Last semester I took Paul Waldau’s course, Animals in Public Policy and the Law, where we explored the many aspects of how nonhuman animals are impacted by our often human-centered (Waldau, 2011) policy making. We read about past and current policy on the books, while also considering how and if such policies are enforced. For one of my papers I theorized that the lack of human ability to decipher, or even consider, dog communication, specifically through their utilization of body language, presents a public policy concern. Here’s an excerpt:
Our current understanding of the complexities of dog behavior is limited, particularly in the area of canine communication, which is an essential component of dog-dog and dog-human interactions. Developing an understanding of how dogs communicate is a public policy concern because of the potential for miscommunication, which has been show to result in conflict between these two species. By looking at the small, seemingly innocuous ways in which guardians interact with their dogs on a daily basis we can hope to discover and then examine potential areas for change that will benefit the human-dog intersection. When humans fail to appreciate the information a dog is communicating the potential risks increase, especially during those scenarios where a dog feels threatened or fearful. Much of a dog’s reality is spent determining whether she is safe or in danger, and this is where we see the first signs of a breakdown in dog-human communication; dogs and humans have “differing perceptions of what constitutes a threat” (Donaldson, 1996). A fearful or threatened dog is “extremely unpredictable” (Aloof, 2005) and far more likely to bite, and the fallout of this can be seen in the 4.7 million dog bites occurring in 2011 alone (www.CDC.org, 2011). This statistic grows more worrisome when realizing that not all dog bite incidents are reported to authorities. Miscommunication between humans and dogs creates a failure to address potentially pertinent issues, thereby increasing the risk of a dog displaying a threat behavior or even biting.

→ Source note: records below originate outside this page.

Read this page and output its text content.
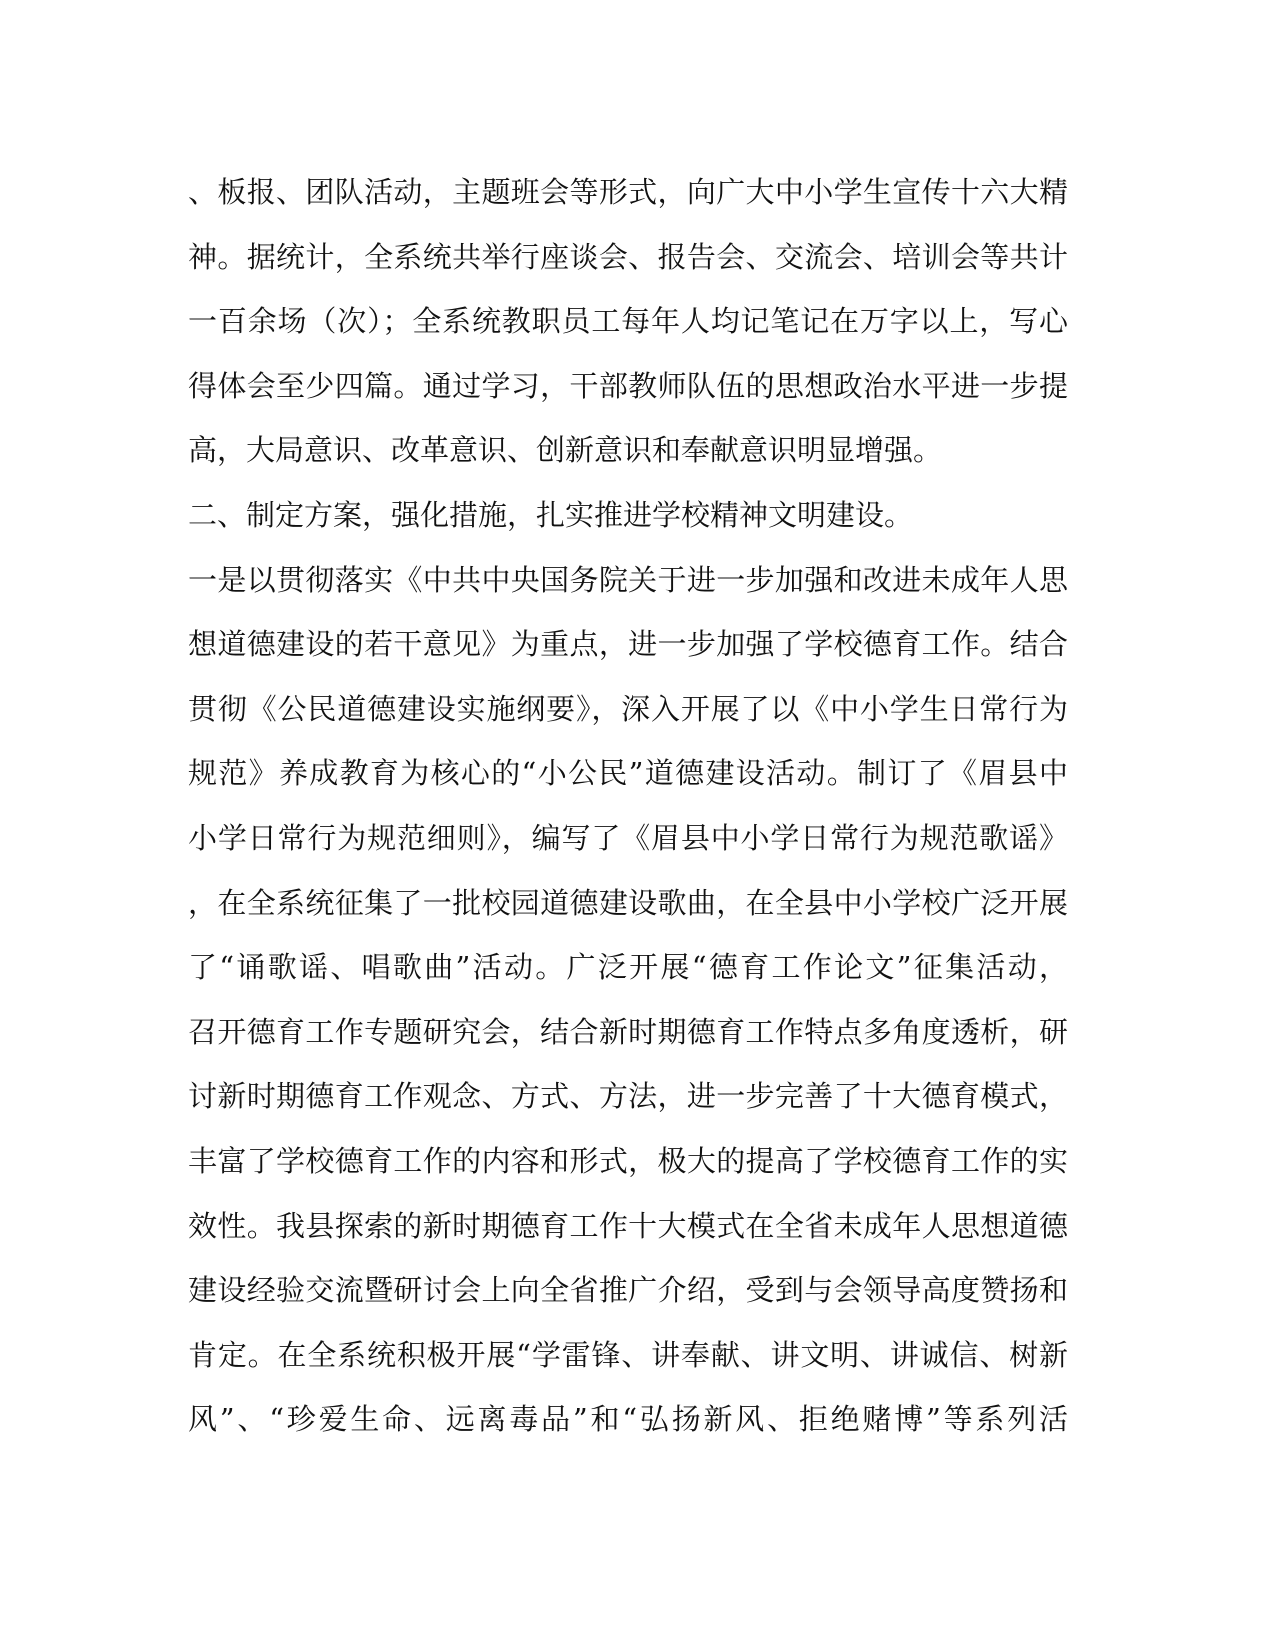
、板报、团队活动，主题班会等形式，向广大中小学生宣传十六大精
神。据统计，全系统共举行座谈会、报告会、交流会、培训会等共计
一百余场（次）；全系统教职员工每年人均记笔记在万字以上，写心
得体会至少四篇。通过学习，干部教师队伍的思想政治水平进一步提
高，大局意识、改革意识、创新意识和奉献意识明显增强。
二、制定方案，强化措施，扎实推进学校精神文明建设。
一是以贯彻落实《中共中央国务院关于进一步加强和改进未成年人思
想道德建设的若干意见》为重点，进一步加强了学校德育工作。结合
贯彻《公民道德建设实施纲要》，深入开展了以《中小学生日常行为
规范》养成教育为核心的“小公民”道德建设活动。制订了《眉县中
小学日常行为规范细则》，编写了《眉县中小学日常行为规范歌谣》
，在全系统征集了一批校园道德建设歌曲，在全县中小学校广泛开展
了“诵歌谣、唱歌曲”活动。广泛开展“德育工作论文”征集活动，
召开德育工作专题研究会，结合新时期德育工作特点多角度透析，研
讨新时期德育工作观念、方式、方法，进一步完善了十大德育模式，
丰富了学校德育工作的内容和形式，极大的提高了学校德育工作的实
效性。我县探索的新时期德育工作十大模式在全省未成年人思想道德
建设经验交流暨研讨会上向全省推广介绍，受到与会领导高度赞扬和
肯定。在全系统积极开展“学雷锋、讲奉献、讲文明、讲诚信、树新
风”、“珍爱生命、远离毒品”和“弘扬新风、拒绝赌博”等系列活
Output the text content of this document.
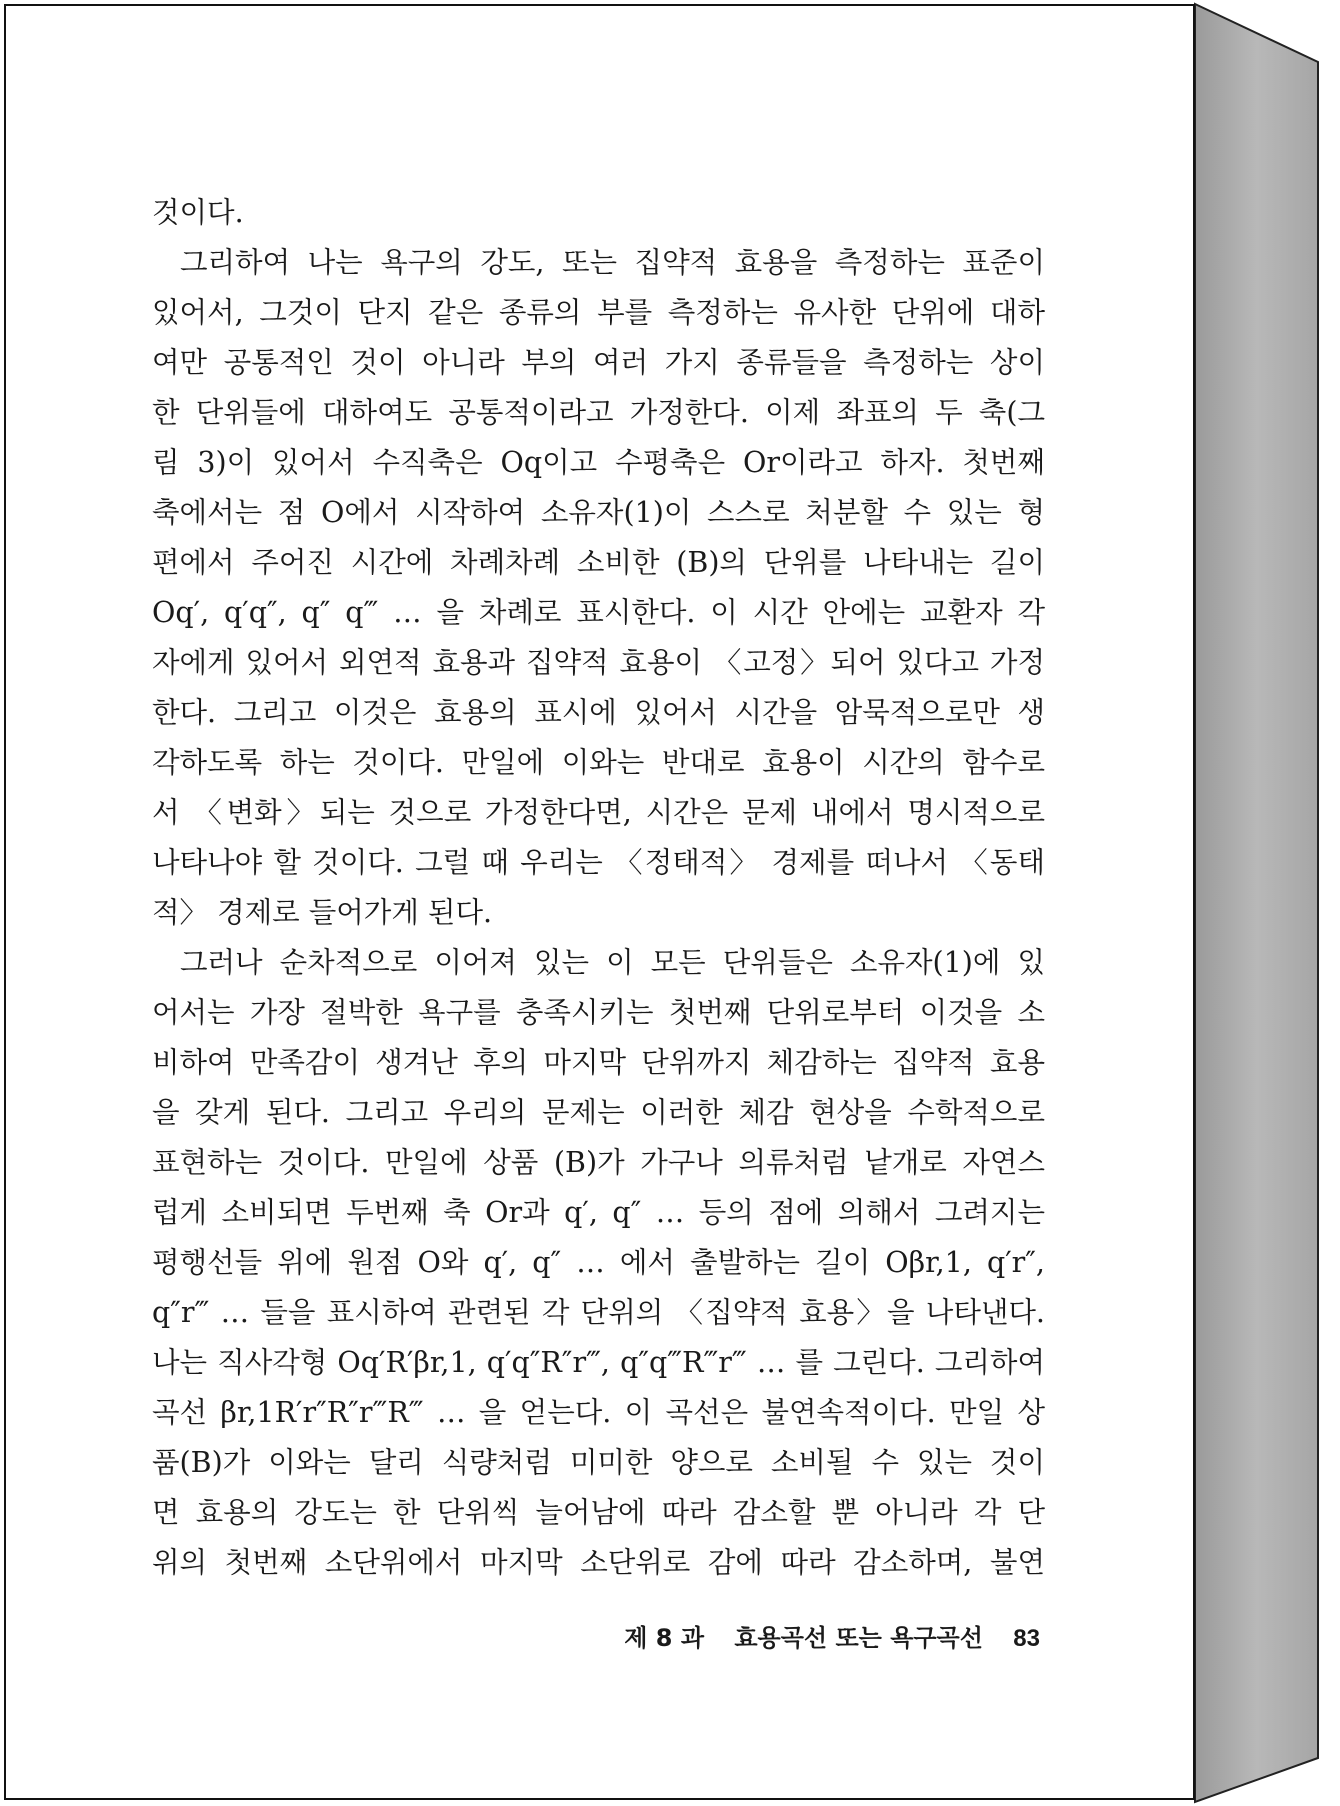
것이다.
그리하여 나는 욕구의 강도, 또는 집약적 효용을 측정하는 표준이
있어서, 그것이 단지 같은 종류의 부를 측정하는 유사한 단위에 대하
여만 공통적인 것이 아니라 부의 여러 가지 종류들을 측정하는 상이
한 단위들에 대하여도 공통적이라고 가정한다. 이제 좌표의 두 축(그
림 3)이 있어서 수직축은 Oq이고 수평축은 Or이라고 하자. 첫번째
축에서는 점 O에서 시작하여 소유자(1)이 스스로 처분할 수 있는 형
편에서 주어진 시간에 차례차례 소비한 (B)의 단위를 나타내는 길이
Oq′, q′q″, q″ q‴ … 을 차례로 표시한다. 이 시간 안에는 교환자 각
자에게 있어서 외연적 효용과 집약적 효용이 〈고정〉되어 있다고 가정
한다. 그리고 이것은 효용의 표시에 있어서 시간을 암묵적으로만 생
각하도록 하는 것이다. 만일에 이와는 반대로 효용이 시간의 함수로
서 〈변화〉되는 것으로 가정한다면, 시간은 문제 내에서 명시적으로
나타나야 할 것이다. 그럴 때 우리는 〈정태적〉 경제를 떠나서 〈동태
적〉 경제로 들어가게 된다.
그러나 순차적으로 이어져 있는 이 모든 단위들은 소유자(1)에 있
어서는 가장 절박한 욕구를 충족시키는 첫번째 단위로부터 이것을 소
비하여 만족감이 생겨난 후의 마지막 단위까지 체감하는 집약적 효용
을 갖게 된다. 그리고 우리의 문제는 이러한 체감 현상을 수학적으로
표현하는 것이다. 만일에 상품 (B)가 가구나 의류처럼 낱개로 자연스
럽게 소비되면 두번째 축 Or과 q′, q″ … 등의 점에 의해서 그려지는
평행선들 위에 원점 O와 q′, q″ … 에서 출발하는 길이 Oβr,1, q′r″,
q″r‴ … 들을 표시하여 관련된 각 단위의 〈집약적 효용〉을 나타낸다.
나는 직사각형 Oq′R′βr,1, q′q″R″r‴, q″q‴R‴r‴ … 를 그린다. 그리하여
곡선 βr,1R′r″R″r‴R‴ … 을 얻는다. 이 곡선은 불연속적이다. 만일 상
품(B)가 이와는 달리 식량처럼 미미한 양으로 소비될 수 있는 것이
면 효용의 강도는 한 단위씩 늘어남에 따라 감소할 뿐 아니라 각 단
위의 첫번째 소단위에서 마지막 소단위로 감에 따라 감소하며, 불연
제 8 과 효용곡선 또는 욕구곡선 83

There is a great need to reassess the academic literature on systems of communication in dogs and then re-education the public, in order to improve our interactions with these most integral companions.
Consideration for the communication styles of dogs qualifies as a public policy concern because this exploration has great potential to, ultimately, decrease incidents of conflict between humans and dogs. This decrease in conflict will certainly improve the lives of innumerable members of our society, which is arguably the ultimate goal of any public policy measure (Wildavsky, 1987). Aaron Wildavsky emphasizes this sentiment when he writes, “Above all,policy analysis is about improvement, about improving citizen preferences for the policies they-the-people-ought to prefer” (Wildavsky, 1987). The focus of public policy should be on creating ways to better the lives of the public, and addressing problematic dog-human interactions fits into that focus.
Aloff, B. (2005). Canine Body Language: A Photographic Guide. Wenatchee, WA: Dogwise Publishing.
Donaldson, J. (1996). The Culture Clash. Berkeley, CA: James & Kenneth Publishers.
Centers for Disease Control and Prevention. “Dog Bite: Fact Sheet.” Retrieved December 8, 2011
Wildavsky, Aaron (1987). Speaking Truth to Power. New Jersey: Transaction Publishers.